For over two centuries, the United States has been a wellspring of scientific and technological innovation. The new Special Collections exhibit American Innovation: A Survey of Adaptive Ingenuity in the United States draws from materials in Lehigh Libraries’ collections to showcase individuals who have contributed to the United State’s success through their passion to discover, innovate, and revolutionize. Come and follow the footsteps of these great figures and learn about the advances in technology, efficiency, and business they engineered. The exhibit is on display in the Linderman Café Gallery and Reading Room through December 19, 2014.
- Individuals who have fostered communication, such as Samuel Morse
- Those who have facilitated transportation, such as Robert Fulton, Henry Ford, and the Wright Brothers
- Entrepreneurs, such as Samuel Colt, and Cyrus McCormick
- Technological genius, such as Steve Jobs and Bill Gates
Whether the innovations are familiar to us or lesser known, they are examples of American ingenuity. Sir Harold Evans, historian and journalist, summed it up best in his book They Made America (New York: Little, Brown, 2004), where he said, “Innovation...has turned out to be a distinguishing characteristic of the United States. It is not simply invention; it is inventiveness put to use.”
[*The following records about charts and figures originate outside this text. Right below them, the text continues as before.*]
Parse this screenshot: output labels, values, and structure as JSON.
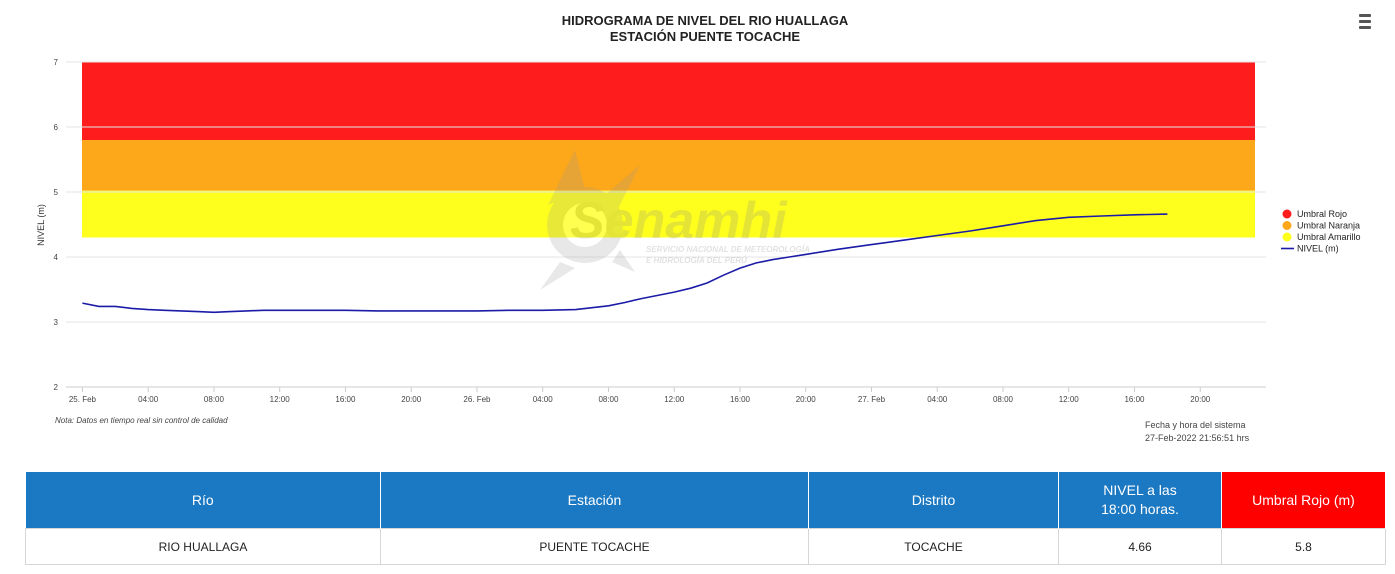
{
  "chart_data": {
    "type": "line",
    "title": "HIDROGRAMA DE NIVEL DEL RIO HUALLAGA",
    "subtitle": "ESTACIÓN PUENTE TOCACHE",
    "ylabel": "NIVEL (m)",
    "xlabel": "",
    "ylim": [
      2,
      7
    ],
    "yticks": [
      "2",
      "3",
      "4",
      "5",
      "6",
      "7"
    ],
    "xlim_hours": [
      -1,
      72
    ],
    "xticks": [
      {
        "h": 0,
        "label": "25. Feb"
      },
      {
        "h": 4,
        "label": "04:00"
      },
      {
        "h": 8,
        "label": "08:00"
      },
      {
        "h": 12,
        "label": "12:00"
      },
      {
        "h": 16,
        "label": "16:00"
      },
      {
        "h": 20,
        "label": "20:00"
      },
      {
        "h": 24,
        "label": "26. Feb"
      },
      {
        "h": 28,
        "label": "04:00"
      },
      {
        "h": 32,
        "label": "08:00"
      },
      {
        "h": 36,
        "label": "12:00"
      },
      {
        "h": 40,
        "label": "16:00"
      },
      {
        "h": 44,
        "label": "20:00"
      },
      {
        "h": 48,
        "label": "27. Feb"
      },
      {
        "h": 52,
        "label": "04:00"
      },
      {
        "h": 56,
        "label": "08:00"
      },
      {
        "h": 60,
        "label": "12:00"
      },
      {
        "h": 64,
        "label": "16:00"
      },
      {
        "h": 68,
        "label": "20:00"
      }
    ],
    "thresholds": [
      {
        "name": "Umbral Rojo",
        "from": 5.8,
        "to": 7,
        "color": "#ff1c1c"
      },
      {
        "name": "Umbral Naranja",
        "from": 5.02,
        "to": 5.8,
        "color": "#fda71a"
      },
      {
        "name": "Umbral Amarillo",
        "from": 4.3,
        "to": 5.02,
        "color": "#ffff1e"
      }
    ],
    "series": [
      {
        "name": "NIVEL (m)",
        "color": "#1b1ba8",
        "x_hours": [
          0,
          1,
          2,
          3,
          4,
          5,
          6,
          7,
          8,
          9,
          10,
          11,
          12,
          14,
          16,
          18,
          20,
          22,
          24,
          26,
          28,
          30,
          31,
          32,
          33,
          34,
          35,
          36,
          37,
          38,
          39,
          40,
          41,
          42,
          43,
          44,
          46,
          48,
          50,
          52,
          54,
          56,
          58,
          60,
          62,
          64,
          66
        ],
        "values": [
          3.29,
          3.24,
          3.24,
          3.21,
          3.19,
          3.18,
          3.17,
          3.16,
          3.15,
          3.16,
          3.17,
          3.18,
          3.18,
          3.18,
          3.18,
          3.17,
          3.17,
          3.17,
          3.17,
          3.18,
          3.18,
          3.19,
          3.22,
          3.25,
          3.3,
          3.36,
          3.41,
          3.46,
          3.52,
          3.6,
          3.72,
          3.83,
          3.91,
          3.96,
          4.0,
          4.04,
          4.12,
          4.19,
          4.26,
          4.33,
          4.4,
          4.48,
          4.56,
          4.61,
          4.63,
          4.65,
          4.66
        ]
      }
    ],
    "legend_position": "right",
    "grid": true
  },
  "watermark": {
    "brand": "Senamhi",
    "line1": "SERVICIO NACIONAL DE METEOROLOGÍA",
    "line2": "E HIDROLOGÍA DEL PERÚ"
  },
  "note": "Nota: Datos en tiempo real sin control de calidad",
  "system_time": {
    "label": "Fecha y hora del sistema",
    "value": "27-Feb-2022 21:56:51 hrs"
  },
  "colors": {
    "header_blue": "#1b78c2",
    "header_red": "#ff0000"
  },
  "table": {
    "headers": [
      "Río",
      "Estación",
      "Distrito",
      "NIVEL a las 18:00 horas.",
      "Umbral Rojo (m)"
    ],
    "row": [
      "RIO HUALLAGA",
      "PUENTE TOCACHE",
      "TOCACHE",
      "4.66",
      "5.8"
    ]
  }
}
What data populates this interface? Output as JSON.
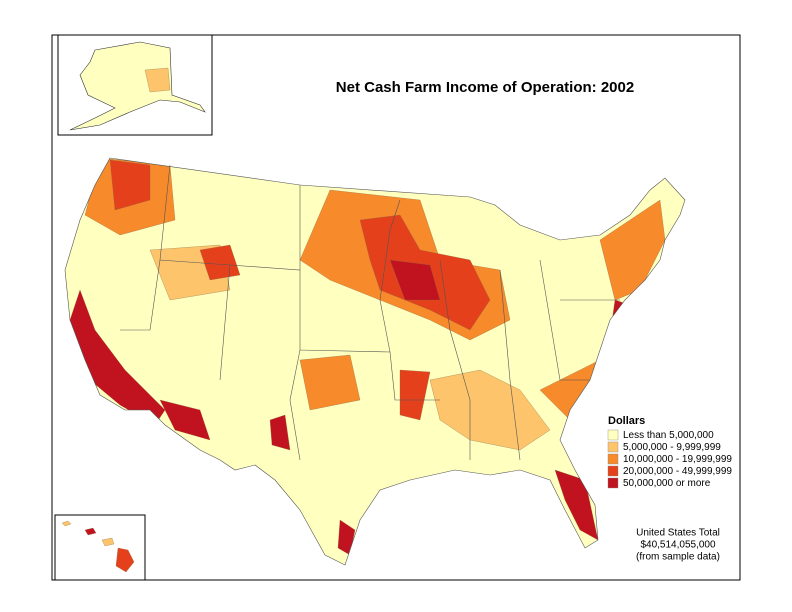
{
  "title": "Net Cash Farm Income of Operation:  2002",
  "legend": {
    "title": "Dollars",
    "items": [
      {
        "label": "Less than 5,000,000",
        "color": "#ffffbf"
      },
      {
        "label": "5,000,000 - 9,999,999",
        "color": "#fdc46c"
      },
      {
        "label": "10,000,000 - 19,999,999",
        "color": "#f78a2b"
      },
      {
        "label": "20,000,000 - 49,999,999",
        "color": "#e5401c"
      },
      {
        "label": "50,000,000 or more",
        "color": "#c1121f"
      }
    ]
  },
  "note": [
    "United States Total",
    "$40,514,055,000",
    "(from sample data)"
  ]
}
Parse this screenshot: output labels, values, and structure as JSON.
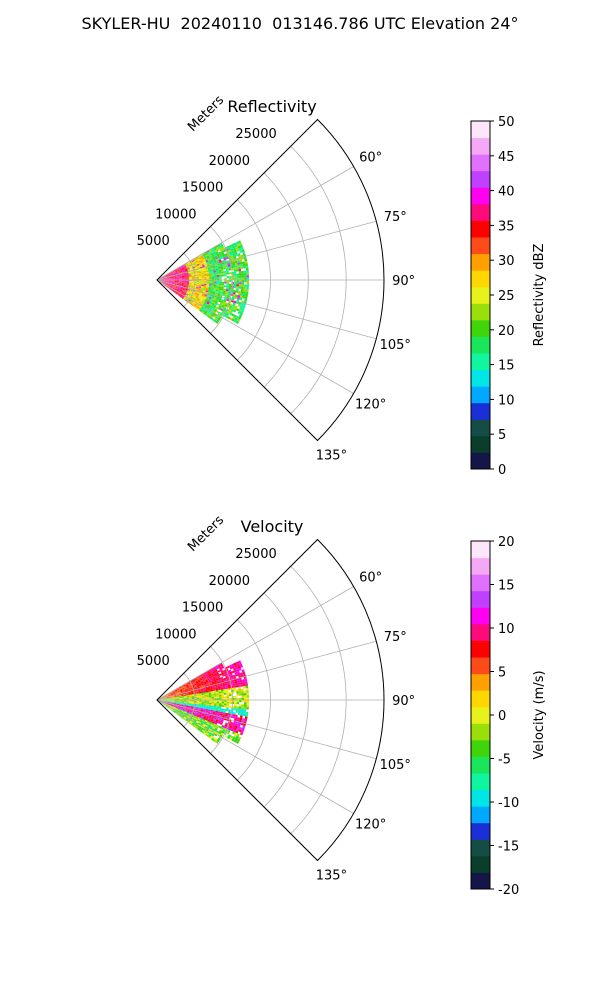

This exhibit features contributions by Eleanor Nothelfer, ’80, and Zion Um, ’15. Eleanor, who has volunteered in Special Collections since her retirement from the Fritz Engineering Laboratory library, conducted extensive research and wrote many of the biographies of the visionaries represented in this exhibit. Zion, who joined Special Collections her freshman year as a student assistant, has continued to make significant contributions to the exhibit program through her artistic talent. Not only did she design the exhibit poster, but she drew the portraits of each of the figures represented on the exhibit poster and in the Café Gallery. Based on contemporary photographs and drawings of this scientist, entrepreneurs, and engineers, Zion’s representations capture each of them in their prime.